The initial guidance was at the Treasuries plus 240bp area. This was revised to a final guidance of Treasuries plus 225bp to 230bp, with the bonds pricing at the tight end.
Most unrated paper ends up in the hands of private banks, but this was not the case for Wheelock as private banks were only allocated 16% of the deal. Fund managers received 55%, banks 26% and the remaining 3% went to insurers.
“We have seen a lot of demand, driven mainly by institutional investors, not private banks, which is a healthy trend,” said one source.
Amid concerns over rising rates, a shorter duration bond proved to be the right tenor. And despite the fact that it isn't rated, investors took the view that Wheelock is a high-grade credit, which also helped the deal.
“The five-year is the sweet spot. Yes, we have seen selling in secondary, but mostly [of] Chinese high-yield property companies. There is demand for strong credits,” the source added.
The deal was almost entirely allocated to Asian investors, which took up 97%. The remainder went to European accounts.
The initial guidance offered a pick up of about 20bp over secondaries. The Wheelock 2017s were quoted at Treasuries plus 197bp, which on a curve-adjusted basis worked out at Treasuries plus 222bp, so effectively the final price translated into a new issue concession of about 3bp.
Aside from directly-owned Wheelock Properties, Wharf Holdings is the group’s main subsidiary with HK$334.4 billion ($43 billion) of consolidated assets.

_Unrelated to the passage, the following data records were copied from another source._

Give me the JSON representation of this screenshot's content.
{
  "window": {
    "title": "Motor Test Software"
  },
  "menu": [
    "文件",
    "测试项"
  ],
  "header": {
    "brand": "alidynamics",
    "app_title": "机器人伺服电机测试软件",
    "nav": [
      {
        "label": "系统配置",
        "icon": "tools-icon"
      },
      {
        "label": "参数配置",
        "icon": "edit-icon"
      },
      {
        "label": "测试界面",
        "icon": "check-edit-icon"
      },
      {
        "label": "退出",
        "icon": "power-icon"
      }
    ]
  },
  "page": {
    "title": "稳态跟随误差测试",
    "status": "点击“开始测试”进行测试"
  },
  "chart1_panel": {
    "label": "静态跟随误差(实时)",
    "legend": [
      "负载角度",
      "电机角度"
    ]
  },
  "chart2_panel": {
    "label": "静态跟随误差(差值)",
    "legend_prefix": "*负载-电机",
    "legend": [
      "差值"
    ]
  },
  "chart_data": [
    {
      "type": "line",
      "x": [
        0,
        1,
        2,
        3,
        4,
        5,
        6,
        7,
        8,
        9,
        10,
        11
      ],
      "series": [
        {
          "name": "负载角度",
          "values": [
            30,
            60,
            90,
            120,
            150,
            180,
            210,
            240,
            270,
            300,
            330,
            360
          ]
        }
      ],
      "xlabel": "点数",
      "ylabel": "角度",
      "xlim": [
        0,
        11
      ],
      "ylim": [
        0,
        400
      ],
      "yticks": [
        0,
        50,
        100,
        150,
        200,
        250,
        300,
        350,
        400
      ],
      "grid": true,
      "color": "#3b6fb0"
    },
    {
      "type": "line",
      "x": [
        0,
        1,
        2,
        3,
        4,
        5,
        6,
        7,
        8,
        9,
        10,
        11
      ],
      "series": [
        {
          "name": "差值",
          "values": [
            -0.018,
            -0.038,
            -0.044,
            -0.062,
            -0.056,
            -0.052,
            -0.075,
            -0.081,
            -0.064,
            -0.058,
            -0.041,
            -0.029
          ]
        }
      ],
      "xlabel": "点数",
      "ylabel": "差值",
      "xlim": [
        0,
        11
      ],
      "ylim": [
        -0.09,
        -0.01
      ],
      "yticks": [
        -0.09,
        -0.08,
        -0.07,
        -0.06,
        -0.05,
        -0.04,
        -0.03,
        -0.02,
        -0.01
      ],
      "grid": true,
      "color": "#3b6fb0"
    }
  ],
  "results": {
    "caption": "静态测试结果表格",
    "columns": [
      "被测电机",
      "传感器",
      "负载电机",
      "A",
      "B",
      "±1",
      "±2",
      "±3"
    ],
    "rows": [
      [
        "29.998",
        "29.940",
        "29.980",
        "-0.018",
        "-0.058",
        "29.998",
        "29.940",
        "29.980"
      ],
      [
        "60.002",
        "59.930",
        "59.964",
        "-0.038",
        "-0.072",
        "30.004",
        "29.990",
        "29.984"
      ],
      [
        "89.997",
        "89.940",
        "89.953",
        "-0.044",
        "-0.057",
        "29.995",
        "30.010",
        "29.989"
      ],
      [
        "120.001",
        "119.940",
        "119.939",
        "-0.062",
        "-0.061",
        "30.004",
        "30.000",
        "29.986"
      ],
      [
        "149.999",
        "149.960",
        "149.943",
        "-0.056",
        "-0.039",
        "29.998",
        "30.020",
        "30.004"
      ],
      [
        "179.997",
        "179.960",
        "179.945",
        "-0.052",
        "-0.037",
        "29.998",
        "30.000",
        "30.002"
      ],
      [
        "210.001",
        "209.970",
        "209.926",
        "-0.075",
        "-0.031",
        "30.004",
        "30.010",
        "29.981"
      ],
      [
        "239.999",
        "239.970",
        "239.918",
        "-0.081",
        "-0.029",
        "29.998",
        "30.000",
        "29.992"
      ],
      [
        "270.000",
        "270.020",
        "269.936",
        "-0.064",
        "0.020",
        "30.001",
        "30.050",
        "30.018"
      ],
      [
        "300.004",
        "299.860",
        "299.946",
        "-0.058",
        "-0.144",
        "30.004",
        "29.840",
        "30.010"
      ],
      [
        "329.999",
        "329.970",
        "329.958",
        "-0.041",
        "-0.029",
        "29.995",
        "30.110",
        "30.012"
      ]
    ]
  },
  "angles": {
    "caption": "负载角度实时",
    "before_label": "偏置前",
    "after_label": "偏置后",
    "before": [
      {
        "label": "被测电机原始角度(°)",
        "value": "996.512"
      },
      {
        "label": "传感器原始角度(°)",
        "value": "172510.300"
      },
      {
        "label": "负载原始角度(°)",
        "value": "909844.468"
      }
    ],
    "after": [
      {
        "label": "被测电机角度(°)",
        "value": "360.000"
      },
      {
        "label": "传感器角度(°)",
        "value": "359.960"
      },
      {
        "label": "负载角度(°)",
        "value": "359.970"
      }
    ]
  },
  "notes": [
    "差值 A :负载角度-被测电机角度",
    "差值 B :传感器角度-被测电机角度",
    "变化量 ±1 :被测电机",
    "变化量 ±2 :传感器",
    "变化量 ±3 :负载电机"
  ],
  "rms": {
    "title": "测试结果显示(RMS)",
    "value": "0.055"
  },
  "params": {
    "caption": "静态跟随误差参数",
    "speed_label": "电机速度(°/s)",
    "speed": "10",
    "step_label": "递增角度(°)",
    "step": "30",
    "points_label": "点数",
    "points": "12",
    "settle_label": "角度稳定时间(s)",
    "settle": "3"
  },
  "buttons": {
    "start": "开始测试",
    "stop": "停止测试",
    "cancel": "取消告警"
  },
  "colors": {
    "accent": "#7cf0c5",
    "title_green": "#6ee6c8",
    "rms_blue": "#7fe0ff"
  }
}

Harbour City and Times Square form the backbone of Wharf's prime real estate assets in Hong Kong, representing half of the conglomerate's total business assets and 44% of operating profit. Wharf's other businesses include hotels, container terminals, and the provision of telecom and pay-TV services.
DBS, HSBC and Standard Chartered were joint bookrunners for the bond offering.